I am performing a simple matrix multiplication via pytorch/cuda on a 16 GB GPU. I am doing this multiple times until i cover 1024 samples.
when I increase the batch size, the overall time to execute does not decrease. Here is the code to reproduce
import time
import torch
n = 768
weight = torch.randn(768, n, dtype=torch.float32, device='cuda')
results = []
bss = [64, 32, 16, 8, 4, 2]
for bs in bss:
q = torch.empty(bs, 1024, 768, dtype=torch.float32, device='cuda')
torch.cuda.synchronize()
start = time.time()
torch.cuda.synchronize()
with torch.no_grad():
for i in range(0, 1024, bs):
a = (q @ weight)
torch.cuda.synchronize()
end = time.time()
elapsed = end - start
results.append(elapsed)
print(f'bs={bs}, elapsed={elapsed}')
This is the output
bs=64, elapsed=0.2129044532775879
bs=32, elapsed=0.2200911045074463
bs=16, elapsed=0.2754323482513428
bs=8, elapsed=0.31310248374938965
bs=4, elapsed=0.289961576461792
bs=2, elapsed=0.23805022239685059
I would have thought that the the execution time should roughly halve each time we double the batch size.

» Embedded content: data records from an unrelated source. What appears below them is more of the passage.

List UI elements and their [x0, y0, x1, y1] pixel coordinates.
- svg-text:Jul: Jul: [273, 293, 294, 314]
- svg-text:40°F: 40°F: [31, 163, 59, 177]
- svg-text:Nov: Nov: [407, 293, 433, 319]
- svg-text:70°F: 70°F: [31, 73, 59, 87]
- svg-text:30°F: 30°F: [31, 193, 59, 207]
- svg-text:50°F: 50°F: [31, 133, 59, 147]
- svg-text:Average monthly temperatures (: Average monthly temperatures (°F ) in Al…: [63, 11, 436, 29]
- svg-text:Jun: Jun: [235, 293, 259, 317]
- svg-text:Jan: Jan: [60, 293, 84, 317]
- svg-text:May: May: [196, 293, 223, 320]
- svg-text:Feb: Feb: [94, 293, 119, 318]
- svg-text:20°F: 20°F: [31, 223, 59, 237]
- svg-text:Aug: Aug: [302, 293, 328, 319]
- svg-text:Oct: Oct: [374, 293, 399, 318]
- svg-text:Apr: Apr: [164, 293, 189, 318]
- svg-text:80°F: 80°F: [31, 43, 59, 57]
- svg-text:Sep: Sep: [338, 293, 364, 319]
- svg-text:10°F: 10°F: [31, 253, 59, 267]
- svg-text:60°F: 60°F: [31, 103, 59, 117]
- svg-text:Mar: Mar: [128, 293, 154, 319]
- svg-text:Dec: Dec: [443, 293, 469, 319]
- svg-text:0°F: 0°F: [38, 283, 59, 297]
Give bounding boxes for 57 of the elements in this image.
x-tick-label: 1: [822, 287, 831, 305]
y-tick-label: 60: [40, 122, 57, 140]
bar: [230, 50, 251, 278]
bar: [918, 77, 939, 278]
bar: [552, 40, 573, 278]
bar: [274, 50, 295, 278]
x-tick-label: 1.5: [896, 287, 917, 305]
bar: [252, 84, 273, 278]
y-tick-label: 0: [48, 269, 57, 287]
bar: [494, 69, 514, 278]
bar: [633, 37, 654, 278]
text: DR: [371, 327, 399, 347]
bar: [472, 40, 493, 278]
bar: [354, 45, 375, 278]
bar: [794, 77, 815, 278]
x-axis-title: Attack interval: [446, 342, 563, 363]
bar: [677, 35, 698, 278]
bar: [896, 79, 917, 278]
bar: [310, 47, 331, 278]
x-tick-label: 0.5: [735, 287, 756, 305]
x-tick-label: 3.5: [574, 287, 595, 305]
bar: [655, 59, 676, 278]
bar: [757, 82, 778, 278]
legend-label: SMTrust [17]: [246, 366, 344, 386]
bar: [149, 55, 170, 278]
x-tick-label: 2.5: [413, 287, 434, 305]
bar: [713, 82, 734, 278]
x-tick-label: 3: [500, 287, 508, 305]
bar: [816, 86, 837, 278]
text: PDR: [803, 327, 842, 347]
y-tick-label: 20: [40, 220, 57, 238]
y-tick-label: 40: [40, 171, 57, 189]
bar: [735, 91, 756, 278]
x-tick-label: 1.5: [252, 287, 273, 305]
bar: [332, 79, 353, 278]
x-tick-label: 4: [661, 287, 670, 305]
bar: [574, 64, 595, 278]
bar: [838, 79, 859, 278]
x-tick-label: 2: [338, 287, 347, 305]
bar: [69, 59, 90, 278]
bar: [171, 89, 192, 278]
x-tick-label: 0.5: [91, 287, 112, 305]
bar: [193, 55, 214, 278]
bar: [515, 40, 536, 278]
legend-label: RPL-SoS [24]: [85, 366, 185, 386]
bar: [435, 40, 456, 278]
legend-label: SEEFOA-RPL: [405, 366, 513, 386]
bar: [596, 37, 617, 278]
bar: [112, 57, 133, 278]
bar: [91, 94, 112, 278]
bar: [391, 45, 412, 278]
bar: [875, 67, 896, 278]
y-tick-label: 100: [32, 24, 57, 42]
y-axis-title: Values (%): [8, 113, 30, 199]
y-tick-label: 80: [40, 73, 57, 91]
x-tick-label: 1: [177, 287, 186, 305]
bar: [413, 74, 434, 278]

I also try with different matrix sizes
# at n = 64
bs=256, elapsed=0.029320716857910156
bs=128, elapsed=0.02939009666442871
bs=64, elapsed=0.02989816665649414
bs=32, elapsed=0.03046727180480957
bs=16, elapsed=0.0326845645904541
bs=8, elapsed=0.03428316116333008
bs=4, elapsed=0.036544084548950195
bs=2, elapsed=0.03979301452636719
at n = 16384
bs=64, elapsed=5.368429660797119
bs=32, elapsed=4.477093935012817
bs=16, elapsed=4.486705780029297
bs=8, elapsed=7.2721076011657715
bs=4, elapsed=7.306727170944214
bs=2, elapsed=7.336323261260986
I thought matrix multiplication was like, the perfect example of an operation which should benefit from larger batch sizes.
Here is my nvidia-smi
+---------------------------------------------------------------------------------------+
| NVIDIA-SMI 535.183.01 Driver Version: 535.183.01 CUDA Version: 12.2 |
|-----------------------------------------+----------------------+----------------------+
| GPU Name Persistence-M | Bus-Id Disp.A | Volatile Uncorr. ECC |
| Fan Temp Perf Pwr:Usage/Cap | Memory-Usage | GPU-Util Compute M. |
| | | MIG M. |
|=========================================+======================+======================|
| 0 Tesla T4 On | 00000000:00:1E.0 Off | 0 |
| N/A 34C P0 33W / 70W | 2MiB / 15360MiB | 0% Default |
| | | N/A |
+-----------------------------------------+----------------------+----------------------+
+---------------------------------------------------------------------------------------+
| Processes: |
| GPU GI CI PID Type Process name GPU Memory |
| ID ID Usage |
|=======================================================================================|
| No running processes found |
+---------------------------------------------------------------------------------------+
Perhaps my profiling is just wrong, I would love to know what is going on here.